Dr Dulcy offers practical advice for your everyday health issues and questions.
Your medical questions answered by Dr Dulcy
I have warts under my foot; they look like transparent blisters with pus. I went to the clinic and was given medication. But after finishing the course, the warts returned. How do I prevent this?
Dear Patience: Plantar warts are non-cancerous skin growths caused by a viral infection on the skin. They are caused by human papillomavirus, but are not harmful. Eventually in about two years, most of them go away without treatment. Unfortunately, they cause irritation or minor pain, depending on the location. They are spread from person to person, and the transmission can be indirect. For instance, when a person with a plantar wart uses a shower without wearing shower shoes and then you use it afterwards, you can develop a wart. Ask your doctor to treat the wart by freezing it off with liquid nitrogen, remove with laser or surgery, and apply or inject medicines to strengthen your immune system so it can clear your body of the virus.
EARLY MENOPAUSE SIGNS
I am a 32-year-old woman, and lately suffer from hot flushes, insomnia, anxiety, fatigue and changes to the length of my menstrual cycle. I think I might have early menopause. What should I do?
Dear Pule: While your symptoms could be signs of menopause, they could also be psychiatric or medical. Consult a doctor to exclude depression and any chronic illnesses. Ask for your blood to get tested to check hormone levels and be sure that you are indeed going through menopause. If so, the doctor will give you medication to regulate your hormone levels.
NOT LOSING WEIGHT
I come from a family that struggles with obesity, and grew up overweight.

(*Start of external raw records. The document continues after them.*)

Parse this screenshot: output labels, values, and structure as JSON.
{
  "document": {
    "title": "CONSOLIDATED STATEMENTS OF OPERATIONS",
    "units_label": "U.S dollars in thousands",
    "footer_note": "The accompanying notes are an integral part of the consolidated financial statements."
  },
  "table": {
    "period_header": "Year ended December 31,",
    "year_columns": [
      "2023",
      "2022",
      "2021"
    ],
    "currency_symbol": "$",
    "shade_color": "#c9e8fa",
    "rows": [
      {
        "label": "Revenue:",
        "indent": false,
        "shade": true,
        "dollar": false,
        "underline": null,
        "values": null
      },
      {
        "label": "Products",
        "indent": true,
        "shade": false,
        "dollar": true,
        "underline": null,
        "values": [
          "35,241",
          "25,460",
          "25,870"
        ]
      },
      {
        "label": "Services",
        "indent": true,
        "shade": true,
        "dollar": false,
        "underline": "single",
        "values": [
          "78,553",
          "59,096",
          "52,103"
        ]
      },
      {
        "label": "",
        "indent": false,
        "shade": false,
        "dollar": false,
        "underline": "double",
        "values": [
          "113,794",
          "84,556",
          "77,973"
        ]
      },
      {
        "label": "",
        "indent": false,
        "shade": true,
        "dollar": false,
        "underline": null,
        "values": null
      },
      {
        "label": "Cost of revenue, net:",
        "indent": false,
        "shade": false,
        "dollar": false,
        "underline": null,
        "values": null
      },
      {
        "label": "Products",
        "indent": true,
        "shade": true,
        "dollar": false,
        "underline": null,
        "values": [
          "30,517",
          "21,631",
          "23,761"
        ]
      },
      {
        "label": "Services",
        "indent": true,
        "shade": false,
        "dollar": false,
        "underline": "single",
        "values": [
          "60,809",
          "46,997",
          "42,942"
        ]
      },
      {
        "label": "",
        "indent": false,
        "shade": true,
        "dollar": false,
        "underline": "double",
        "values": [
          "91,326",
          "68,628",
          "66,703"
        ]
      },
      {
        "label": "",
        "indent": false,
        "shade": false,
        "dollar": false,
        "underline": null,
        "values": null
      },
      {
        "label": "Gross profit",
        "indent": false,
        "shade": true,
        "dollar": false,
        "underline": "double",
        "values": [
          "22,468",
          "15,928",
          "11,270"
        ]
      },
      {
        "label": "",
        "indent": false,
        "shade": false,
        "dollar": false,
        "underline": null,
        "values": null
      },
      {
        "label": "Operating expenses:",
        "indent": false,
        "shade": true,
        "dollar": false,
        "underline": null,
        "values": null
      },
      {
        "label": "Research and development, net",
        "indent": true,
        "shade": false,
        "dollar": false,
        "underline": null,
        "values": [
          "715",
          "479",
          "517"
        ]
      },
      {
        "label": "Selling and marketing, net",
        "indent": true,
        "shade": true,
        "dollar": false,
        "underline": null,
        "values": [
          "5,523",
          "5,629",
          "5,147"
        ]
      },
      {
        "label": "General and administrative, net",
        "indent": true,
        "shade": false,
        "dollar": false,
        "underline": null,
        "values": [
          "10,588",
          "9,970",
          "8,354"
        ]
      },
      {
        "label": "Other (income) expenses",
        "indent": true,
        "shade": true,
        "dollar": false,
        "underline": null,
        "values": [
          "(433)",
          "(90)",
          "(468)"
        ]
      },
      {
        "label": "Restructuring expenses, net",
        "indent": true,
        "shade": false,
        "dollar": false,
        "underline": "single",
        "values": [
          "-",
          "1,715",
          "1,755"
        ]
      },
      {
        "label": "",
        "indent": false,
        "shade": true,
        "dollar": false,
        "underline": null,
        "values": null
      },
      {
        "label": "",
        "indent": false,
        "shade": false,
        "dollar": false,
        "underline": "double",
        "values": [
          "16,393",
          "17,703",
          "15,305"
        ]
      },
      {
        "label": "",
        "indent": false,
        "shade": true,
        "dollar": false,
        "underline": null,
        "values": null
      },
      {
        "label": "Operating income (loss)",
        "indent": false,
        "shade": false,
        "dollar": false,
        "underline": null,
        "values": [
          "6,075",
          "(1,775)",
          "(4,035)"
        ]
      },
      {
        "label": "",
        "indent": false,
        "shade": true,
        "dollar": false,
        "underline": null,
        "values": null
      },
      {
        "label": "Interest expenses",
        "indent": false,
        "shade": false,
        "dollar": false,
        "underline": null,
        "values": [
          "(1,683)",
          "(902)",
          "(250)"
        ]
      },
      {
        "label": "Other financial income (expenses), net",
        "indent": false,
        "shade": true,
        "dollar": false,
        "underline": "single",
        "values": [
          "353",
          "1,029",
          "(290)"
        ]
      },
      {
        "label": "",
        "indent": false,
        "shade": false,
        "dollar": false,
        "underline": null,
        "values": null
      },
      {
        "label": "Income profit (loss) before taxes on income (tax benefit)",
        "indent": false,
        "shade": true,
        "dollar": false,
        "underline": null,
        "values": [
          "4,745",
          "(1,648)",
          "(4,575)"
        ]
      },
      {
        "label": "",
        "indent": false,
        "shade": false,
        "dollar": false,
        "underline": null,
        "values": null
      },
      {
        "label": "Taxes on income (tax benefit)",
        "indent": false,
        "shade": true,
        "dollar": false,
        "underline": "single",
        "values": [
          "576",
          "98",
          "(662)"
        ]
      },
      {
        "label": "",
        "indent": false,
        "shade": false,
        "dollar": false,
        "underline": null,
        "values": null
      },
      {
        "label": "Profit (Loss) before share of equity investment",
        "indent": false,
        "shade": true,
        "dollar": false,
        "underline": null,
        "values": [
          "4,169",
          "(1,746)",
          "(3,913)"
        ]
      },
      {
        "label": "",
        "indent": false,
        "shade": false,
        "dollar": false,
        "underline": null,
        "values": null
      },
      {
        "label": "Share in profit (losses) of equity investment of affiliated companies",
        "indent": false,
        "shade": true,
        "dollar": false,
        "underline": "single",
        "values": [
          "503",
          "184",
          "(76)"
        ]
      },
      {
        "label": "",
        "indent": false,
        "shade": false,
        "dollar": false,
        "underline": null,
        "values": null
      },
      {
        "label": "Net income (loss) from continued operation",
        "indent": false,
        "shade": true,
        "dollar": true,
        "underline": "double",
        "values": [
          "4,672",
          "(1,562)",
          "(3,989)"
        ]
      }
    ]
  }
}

I am now 25 years old, and have been trying to lose weight for two years.
I eat healthy and exercise, but am not losing weight. Can obesity be genetic? Anonymous
Dear Anonymous: In most families where there is obesity, the problem is not the genetics. Rather, it is the fact that all members have the same diet that is high in sugars and bad fats, and don’t exercise. Drastically reduce carbohydrates and sugars from your diet, and increase proteins. Also, visit a sport physician and dietician to get more information to help you get the best results.
MEDICATION TO PREVENT MALARIA
I’m travelling to a malaria-prone area during the December holidays, and am concerned that I might get it. What medication can I take to prevent this?
Dear Thuli: Medication is available. Visit a travel clinic a week or two before you leave so you can get it in time. Additionally, there might be other illnesses in the area you are visiting. So, make sure that you are sufficiently covered against them, and find out what to avoid in order to protect yourself as a traveller.